Here is my response to these questions: Over the past nearly half century, I have witnessed the steady decline and worsening of conditions in the U.S. that have also affected my mental health profoundly.  I finally was vindicated in my battle with the U.S. government in 2011, when I got them off of my back in terms of the war, and to be clear about this issue, I mean the Vietnam War. Yes, all of those years later.

Despite opposing the decline I see all around me in meaningful ways, the sanity I once sought in my place in the world has gone from bad to worse. First there was Ronald Reagan who began the militarism that is all around and the debacle of the economy that has created suffering among people who cannot make it financially. Reagan also used the strategy of dog-whistle politics that targeted minorities and was honed expertly by his heir to the throne of the presidency, George H. W. Bush. It was a short hop to George W. Bush who made the attack on civil liberties and war his cause(s) célèbre.

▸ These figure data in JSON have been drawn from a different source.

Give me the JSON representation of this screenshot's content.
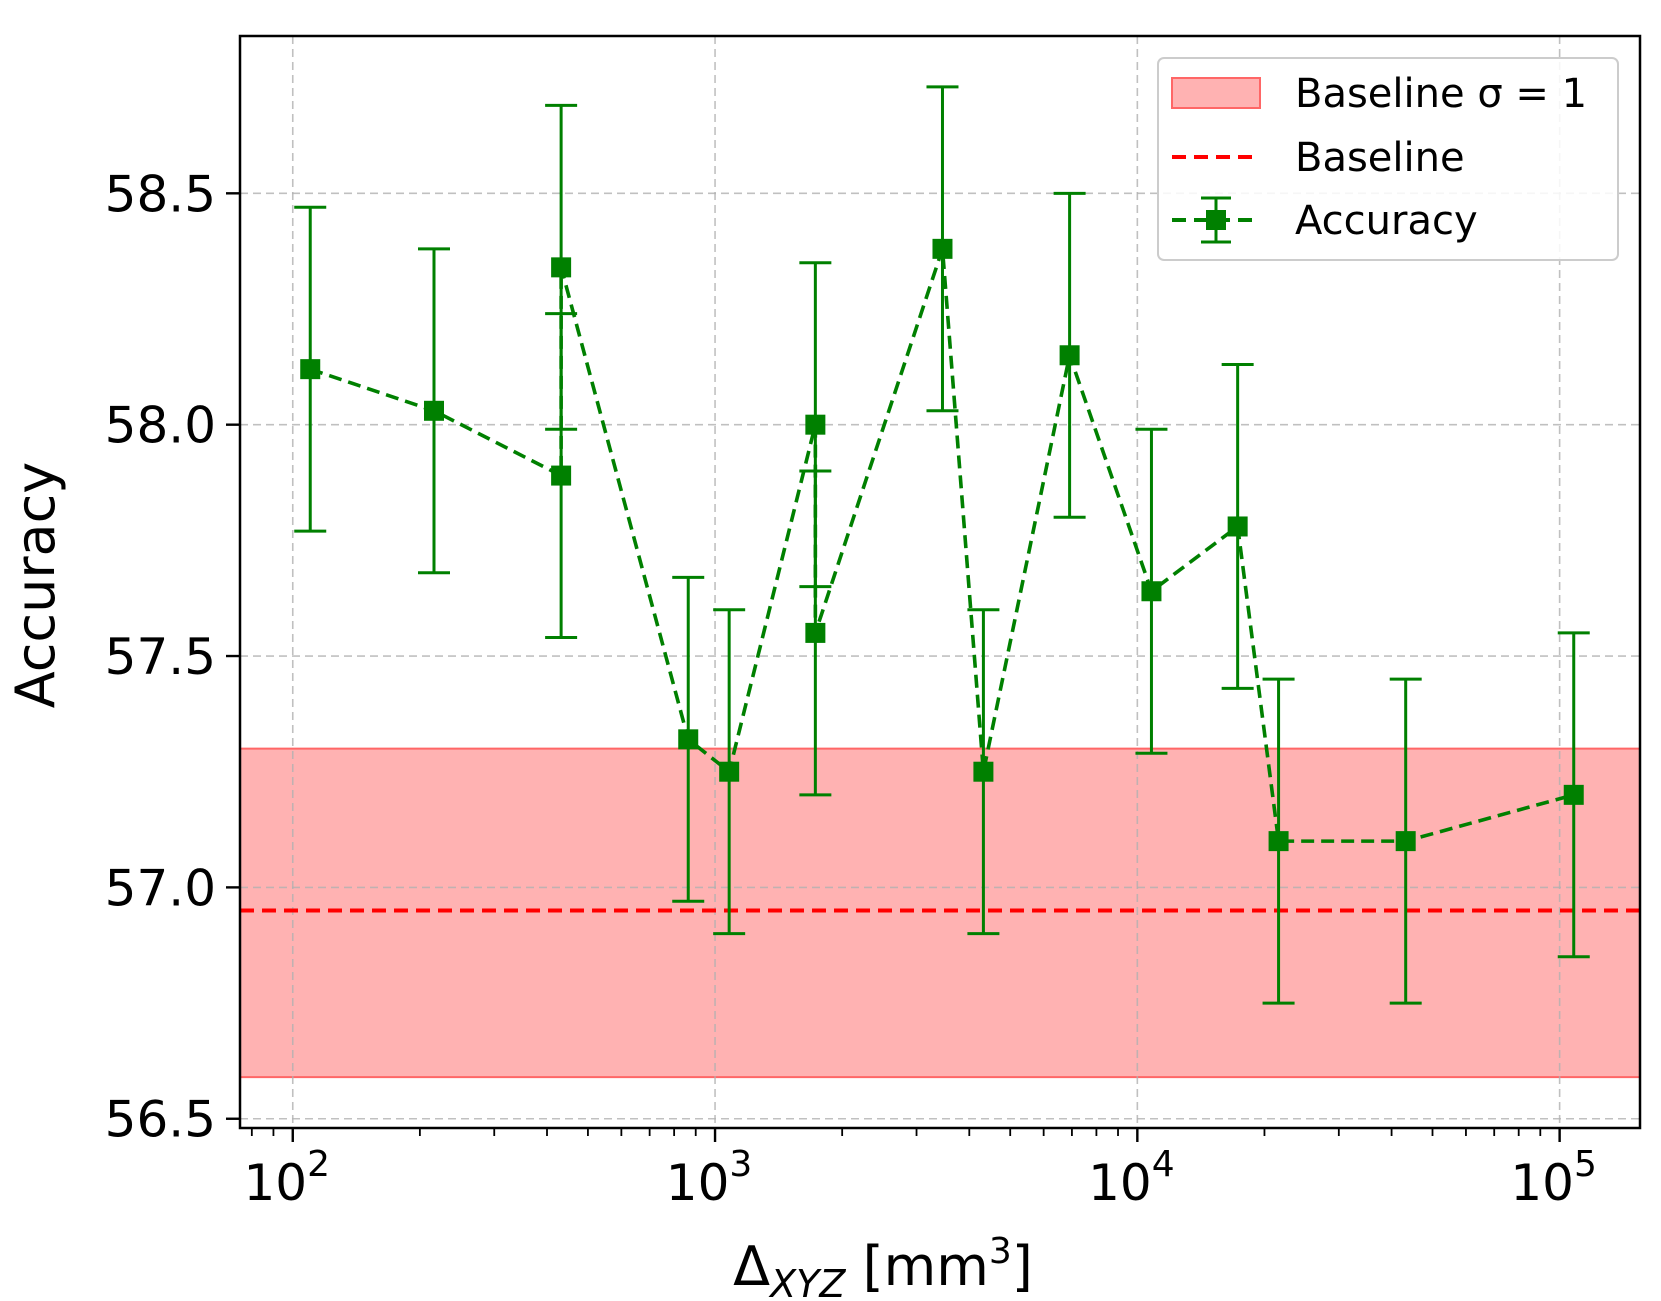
{
  "chart_data": {
    "type": "scatter",
    "title": "",
    "xlabel": {
      "base": "Δ",
      "subscript": "XYZ",
      "unit_open": " [mm",
      "unit_sup": "3",
      "unit_close": "]"
    },
    "ylabel": "Accuracy",
    "xscale": "log",
    "xlim": [
      75,
      155000
    ],
    "ylim": [
      56.48,
      58.84
    ],
    "grid": true,
    "x_ticks": [
      {
        "value": 100,
        "base": "10",
        "exp": "2"
      },
      {
        "value": 1000,
        "base": "10",
        "exp": "3"
      },
      {
        "value": 10000,
        "base": "10",
        "exp": "4"
      },
      {
        "value": 100000,
        "base": "10",
        "exp": "5"
      }
    ],
    "y_ticks": [
      {
        "value": 56.5,
        "label": "56.5"
      },
      {
        "value": 57.0,
        "label": "57.0"
      },
      {
        "value": 57.5,
        "label": "57.5"
      },
      {
        "value": 58.0,
        "label": "58.0"
      },
      {
        "value": 58.5,
        "label": "58.5"
      }
    ],
    "baseline": {
      "name": "Baseline",
      "value": 56.95,
      "color": "#ff0000"
    },
    "baseline_band": {
      "name": "Baseline σ = 1",
      "label_prefix": "Baseline ",
      "label_sigma": "σ = 1",
      "lower": 56.59,
      "upper": 57.3,
      "color": "#ff6666"
    },
    "series": [
      {
        "name": "Accuracy",
        "color": "#008000",
        "marker": "square",
        "linestyle": "dashed",
        "x": [
          110,
          216,
          432,
          432,
          864,
          1080,
          1728,
          1728,
          3456,
          4320,
          6912,
          10800,
          17280,
          21600,
          43200,
          108000
        ],
        "y": [
          58.12,
          58.03,
          57.89,
          58.34,
          57.32,
          57.25,
          58.0,
          57.55,
          58.38,
          57.25,
          58.15,
          57.64,
          57.78,
          57.1,
          57.1,
          57.2
        ],
        "yerr": [
          0.35,
          0.35,
          0.35,
          0.35,
          0.35,
          0.35,
          0.35,
          0.35,
          0.35,
          0.35,
          0.35,
          0.35,
          0.35,
          0.35,
          0.35,
          0.35
        ]
      }
    ],
    "legend": {
      "position": "top-right",
      "entries": [
        {
          "label_key": "baseline_band"
        },
        {
          "label_key": "baseline"
        },
        {
          "label_key": "series0"
        }
      ]
    }
  }
}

Wars, that I had countered all of my life became popular after the heinous attacks of September 11, 2001, and militarism and war drowned out those who raised their voices against war and war profiteering. It even became impossible to go to a major league ballgame, or any other sport without being bombarded by military symbols and rituals.

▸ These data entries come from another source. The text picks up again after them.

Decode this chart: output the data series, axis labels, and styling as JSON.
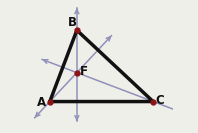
{
  "bg_color": "#efefea",
  "A": [
    0.08,
    0.2
  ],
  "B": [
    0.3,
    0.78
  ],
  "C": [
    0.92,
    0.2
  ],
  "triangle_color": "#111111",
  "triangle_lw": 2.5,
  "altitude_color": "#9090bb",
  "altitude_lw": 1.1,
  "point_color": "#8b1414",
  "point_ms": 3.5,
  "label_fontsize": 8.5,
  "label_color": "#111111",
  "ext_vertex": 0.18,
  "ext_foot": 0.16,
  "arrow_scale": 7
}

And then there was Trump who followed on the heels of the economic debacle of 2007-2008, which left millions of ordinary people in the U.S. reeling after the value of their homes was gutted by financial wrongdoing. Barack Obama, the president of “hope and change” saved the fat cats and let others less able to defend themselves either sink or swim.

As the grandchild and heir to immigrants, I recoil at Trump’s daily rants against immigrants in the U.S., his racism, his misogyny, and his threats of war. His cause of destroying environmental regulations at a time of ultimate stress on the environment through global destruction would force a yogi into emotional turmoil. People are increasingly challenged in their simple right to vote here, so what remains of decaying democratic traditions and institutions?

Have I left anything out as a cause or causes for my emotional distress at what I see and my increasing inability to address this debacle in any meaningful way? Yes, I am outraged that my children and grandchildren face such a rotten and despoiled world. I am outraged at the destruction of the lives of innocent people! I am outraged by the gun death of a student who I had in a community college class, while he on a weekend trip home and how that community college ignored that student’s death, while rumors spread  about the student’s life.

Ought I to talk to someone about all of this? Dr. Fireman is gone, but I have spoken with religious leaders in my community, although I am not a religious person. How about a mental health professional? Well, I spent six years getting a counseling degree and I’m not a big fan of the so-called “talking cure” because existential threats to humanity can’t be solved solely by talking, but they can be addressed by doing. I don’t want to sound self-righteous here, but I haven’t been sitting around fiddling while Rome burns. I wonder where the old mass movements are for social change and social uplift? There are small movements now, but some of them have devolved into efforts to enhance one’s identity without fostering significant changes in society.

Howard Lisnoff is a freelance writer. He is the author of Against the Wall: Memoir of a Vietnam-Era War Resister (2017).